Comment by zozbot234
20 hours ago
One potential way to solve this in a principled manner is to turn at least some "unsafe" annotations into ghost capability tokens that are explicitly threaded through the code and consistently checked by the compiler. Manufacturing the capability could itself be left as an unsafe operation, or require a runtime check of some kind.
You already see this in some cases, for example the NonZero<T> generic type can be viewed as a T endowed with a capability or token that just says "this particular value of type T is nonzero, so the zero value is available for niche purposes". But this could be expanded a lot, especially with some AI assistance.
This already happens all the time in rust, including in the standard library. The typical pattern is to define your CheckedType to be
pub struct CheckedType(UncheckedType);
e.g. where its inner field is private. Then, you only present safe constructors that check your invariant, and only provide methods that maintain the invariant.

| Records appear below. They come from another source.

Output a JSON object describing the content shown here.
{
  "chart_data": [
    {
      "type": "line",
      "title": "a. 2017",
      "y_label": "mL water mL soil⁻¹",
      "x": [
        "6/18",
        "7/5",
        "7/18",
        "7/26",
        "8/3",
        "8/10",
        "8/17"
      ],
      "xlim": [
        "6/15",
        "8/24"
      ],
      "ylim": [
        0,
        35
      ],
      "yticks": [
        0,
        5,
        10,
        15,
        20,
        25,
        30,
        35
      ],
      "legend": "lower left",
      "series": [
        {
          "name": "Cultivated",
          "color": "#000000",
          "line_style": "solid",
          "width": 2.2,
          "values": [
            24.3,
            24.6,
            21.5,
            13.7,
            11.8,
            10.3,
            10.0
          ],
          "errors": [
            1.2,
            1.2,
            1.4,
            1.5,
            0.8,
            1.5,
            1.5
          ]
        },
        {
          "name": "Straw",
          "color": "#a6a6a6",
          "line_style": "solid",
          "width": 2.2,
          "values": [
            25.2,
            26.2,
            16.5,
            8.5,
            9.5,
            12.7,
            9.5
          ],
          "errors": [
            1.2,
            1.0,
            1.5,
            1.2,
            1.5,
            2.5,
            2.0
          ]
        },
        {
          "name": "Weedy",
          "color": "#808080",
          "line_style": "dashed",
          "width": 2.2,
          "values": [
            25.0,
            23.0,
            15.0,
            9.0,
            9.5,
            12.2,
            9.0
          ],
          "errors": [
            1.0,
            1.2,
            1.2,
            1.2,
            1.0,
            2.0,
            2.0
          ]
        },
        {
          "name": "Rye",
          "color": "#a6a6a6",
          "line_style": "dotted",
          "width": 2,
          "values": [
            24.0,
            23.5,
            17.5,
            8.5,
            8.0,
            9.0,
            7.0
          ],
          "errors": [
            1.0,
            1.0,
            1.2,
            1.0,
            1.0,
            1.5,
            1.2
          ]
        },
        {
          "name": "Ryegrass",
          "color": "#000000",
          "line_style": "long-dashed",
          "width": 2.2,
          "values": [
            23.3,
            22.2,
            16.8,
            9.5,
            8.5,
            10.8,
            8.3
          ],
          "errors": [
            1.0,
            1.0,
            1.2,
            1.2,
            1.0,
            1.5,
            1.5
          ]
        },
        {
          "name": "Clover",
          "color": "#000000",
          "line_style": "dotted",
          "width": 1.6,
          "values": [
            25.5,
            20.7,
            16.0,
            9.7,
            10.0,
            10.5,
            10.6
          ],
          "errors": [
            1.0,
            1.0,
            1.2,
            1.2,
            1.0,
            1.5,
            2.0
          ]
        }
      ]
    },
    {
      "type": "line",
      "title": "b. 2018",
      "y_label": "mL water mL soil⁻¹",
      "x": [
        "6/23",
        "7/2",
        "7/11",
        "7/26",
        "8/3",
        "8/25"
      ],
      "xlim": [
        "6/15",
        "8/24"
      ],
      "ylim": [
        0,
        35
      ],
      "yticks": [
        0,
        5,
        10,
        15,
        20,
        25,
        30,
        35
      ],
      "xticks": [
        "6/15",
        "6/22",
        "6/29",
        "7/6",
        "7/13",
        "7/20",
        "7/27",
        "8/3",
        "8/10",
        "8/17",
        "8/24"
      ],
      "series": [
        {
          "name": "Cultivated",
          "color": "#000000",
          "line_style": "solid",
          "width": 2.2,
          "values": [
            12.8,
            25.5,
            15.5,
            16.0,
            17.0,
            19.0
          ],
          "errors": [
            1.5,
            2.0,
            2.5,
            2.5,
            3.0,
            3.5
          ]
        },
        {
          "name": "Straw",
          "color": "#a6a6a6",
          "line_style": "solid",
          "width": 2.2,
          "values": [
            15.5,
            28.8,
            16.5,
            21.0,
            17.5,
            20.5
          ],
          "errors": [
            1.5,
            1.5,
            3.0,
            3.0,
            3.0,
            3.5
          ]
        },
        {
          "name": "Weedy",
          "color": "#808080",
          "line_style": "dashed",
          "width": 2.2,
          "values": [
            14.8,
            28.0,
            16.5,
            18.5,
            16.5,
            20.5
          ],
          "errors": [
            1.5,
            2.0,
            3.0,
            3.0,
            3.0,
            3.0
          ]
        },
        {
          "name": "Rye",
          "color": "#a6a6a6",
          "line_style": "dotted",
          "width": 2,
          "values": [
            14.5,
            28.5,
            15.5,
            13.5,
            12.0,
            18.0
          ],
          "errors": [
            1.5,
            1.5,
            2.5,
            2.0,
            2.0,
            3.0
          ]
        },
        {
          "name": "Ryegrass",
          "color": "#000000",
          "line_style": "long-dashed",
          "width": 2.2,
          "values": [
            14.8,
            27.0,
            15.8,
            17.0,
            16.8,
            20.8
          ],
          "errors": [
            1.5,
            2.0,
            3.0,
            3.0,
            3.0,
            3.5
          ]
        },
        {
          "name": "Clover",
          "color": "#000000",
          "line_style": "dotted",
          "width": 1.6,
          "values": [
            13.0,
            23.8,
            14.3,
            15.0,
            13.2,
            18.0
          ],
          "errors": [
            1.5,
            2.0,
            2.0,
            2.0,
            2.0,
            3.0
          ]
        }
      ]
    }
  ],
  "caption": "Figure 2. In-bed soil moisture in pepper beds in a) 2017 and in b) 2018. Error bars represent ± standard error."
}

For a concrete example, String in rust is a Vec<u8> with the guarantee that the underlying bytes correspond to valid UTF8. Concretely, it is defined as
#[derive(PartialEq, PartialOrd, Eq, Ord)] #[stable(feature = "rust1", since = "1.0.0")] #[lang = "String"] pub struct String { vec: Vec<u8>, }
You can construct a string from a vec of bytes via
fn from_utf8(vec: Vec<u8>) -> Result<String, _>;
as well as the unsafe method
unsafe fun from_utf8_unchecked(vec: Vec<u8>) -> String;
Note here that there isn't a separate capability/token though. This is typically viewed as bad practice in rust, as you can always ignore checking a capability/token. See for example rust's mutexes Mutex<T>, which carry the data (T) that you want access to themself. So, to get access to the data, you must call .lock(). There is a similar philosophy behind Rust's `Result` type. to get data underlying it, you must handle the possibility of an error somehow (which can include panicing upon detecting the error of course).
Yes, or you could review the code.
It’d only take an hour if you reviewed a million lines per hour
[Sorry guys, I couldn't review this code because I generated it all]
Even before AI, deterministic checks by compilers are almost always better than "review the code"
"review the code" as a solution will eventually fail and cause a problem, even pre-AI.
The entire point of unsafe blocks and SAFETY comments is that they are easy for humans to find and audit, but not compiler checkable. If it can be compiler-checked by some clever token system, then ... it's just plain safe rust, and you don't need to document any special safety invariants in the first place
even when you can review the code, it's good to have the compiler check for you. This is for similar reasons why it's better to have CI check correctness on each code change, vs testing the code thoroughly one time, and then being careful going forward.